University of KwaZulu-Natal professor and National Research Foundation (NRF) research chair Dori Posel probed why African women were less likely to marry than women of other races, and why, when African women did marry, they did so at a far older age.

That African women were far less likely than Indian or white women to be currently or previously married was a national trend.

In trying to explain it, Posel looked to apartheid legislation and the long periods for which migrant labourers were separated from their partners.

However, even with the end of all restrictions on migration and urbanisation, marriage rates continued to fall throughout the post-apartheid period, and the gap between races in marriage rates widened.

Other studies had suggested that, with growing levels of education and more employment opportunities for African women, attitudes to marriage had changed.

But in her analysis of the data, Posel found that high percentages of young African men and women wanted to marry.

“Highlighted in a number of mostly recent studies is that economic constraints may delay or inhibit the ability of African men and women to marry,” Posel explained.

There was a link between the economic status of African men and the likelihood of marriage.

“First, African men who are married earn considerably more, on average, than other African men who are identical in other respects such as age, education and where they live,” Posel explained.

 

While the availability of unmarried men relative to unmarried women was expected to influence marriage rates, Posel and fellow UKZN researcher Daniela Casale investigated this and still concluded that the likelihood that an African woman married was not so much influenced by the number of unmarried men, but more by the quality (economic status) of these men.

A similar relationship did not exist among white men and women.

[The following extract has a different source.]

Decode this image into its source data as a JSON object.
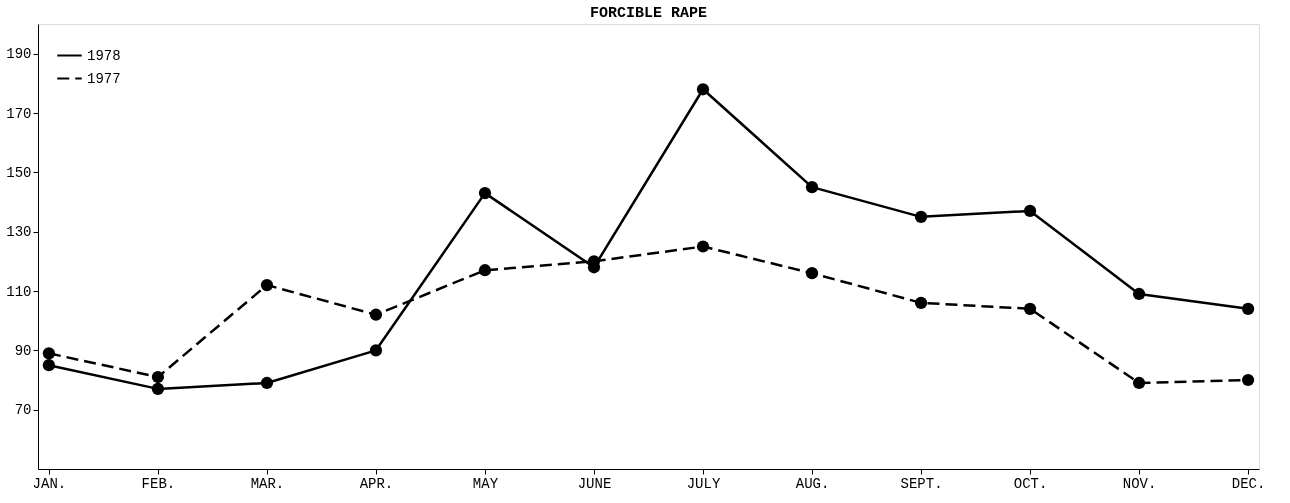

Enter lobolo as a possible explanation.

Studies over the past two decades pointed to the rising costs of lobolo, which seemed to be particularly high in KZN, and had been associated with the “commercialisation” of the “highly valued and respected tradition”.

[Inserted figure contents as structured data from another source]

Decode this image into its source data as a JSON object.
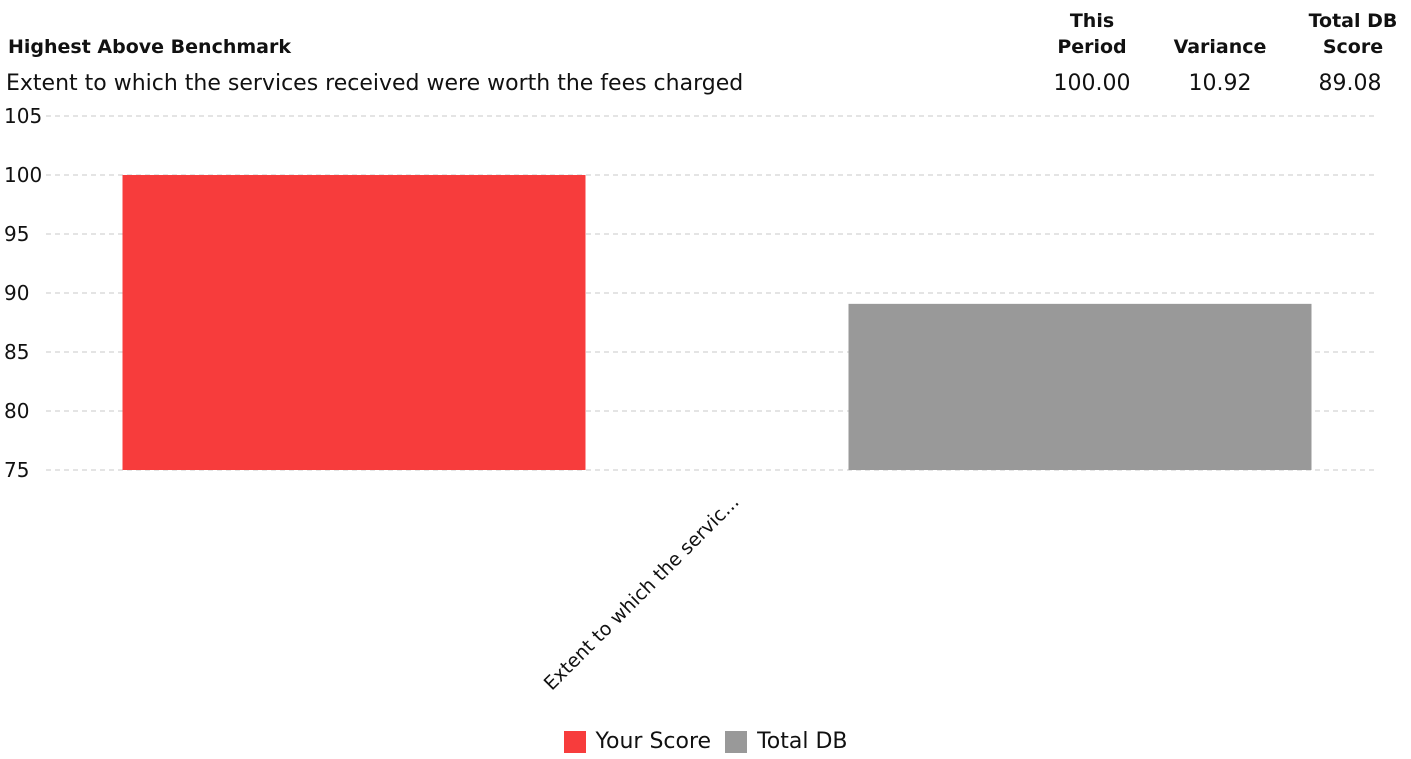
{
  "header": {
    "title": "Highest Above Benchmark",
    "question": "Extent to which the services received were worth the fees charged",
    "columns": [
      {
        "label_line1": "This",
        "label_line2": "Period",
        "value": "100.00"
      },
      {
        "label_line1": "",
        "label_line2": "Variance",
        "value": "10.92"
      },
      {
        "label_line1": "Total DB",
        "label_line2": "Score",
        "value": "89.08"
      }
    ]
  },
  "chart_data": {
    "type": "bar",
    "categories": [
      "Extent to which the servic..."
    ],
    "series": [
      {
        "name": "Your Score",
        "color": "#f73c3c",
        "values": [
          100.0
        ]
      },
      {
        "name": "Total DB",
        "color": "#999999",
        "values": [
          89.08
        ]
      }
    ],
    "ylim": [
      75,
      105
    ],
    "yticks": [
      75,
      80,
      85,
      90,
      95,
      100,
      105
    ],
    "grid": true,
    "legend_position": "bottom"
  }
}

Posel and three other researchers interviewed Zulu men and women living in Durban to find out why, if people wanted to marry, the price of lobolo was not lowered.

“Our research suggests that lobolo confers significant social status on the men who pay it, and on the women for whom it is paid – and that the payment of lobolo is therefore intertwined with men and women’s sense of their self-worth,” Posel said.

“As one of the study participants said: ‘I am not just a R10 000 woman’, while another remarked: ‘If the husband had paid lobolo, he would know that he has worked hard to be with this woman, and he would think twice to mess it up’.”

Given the financial obstacles to marriage, Posel thought it curious that more unmarried couples did not chose to simply live together.

But her research also suggested that in the Zulu community cohabitation, even after the couple had a child, was unacceptable.

Posel argued that low marriage rates were important to understanding child poverty.

Low marriage rates were one of the main reasons why the majority of African children in South Africa were far more likely to live with their mothers than with both parents, or with their fathers.

“Children are more likely to live in poverty where it is a woman who is the primary income provider. Women earn less in the labour market,” Posel said.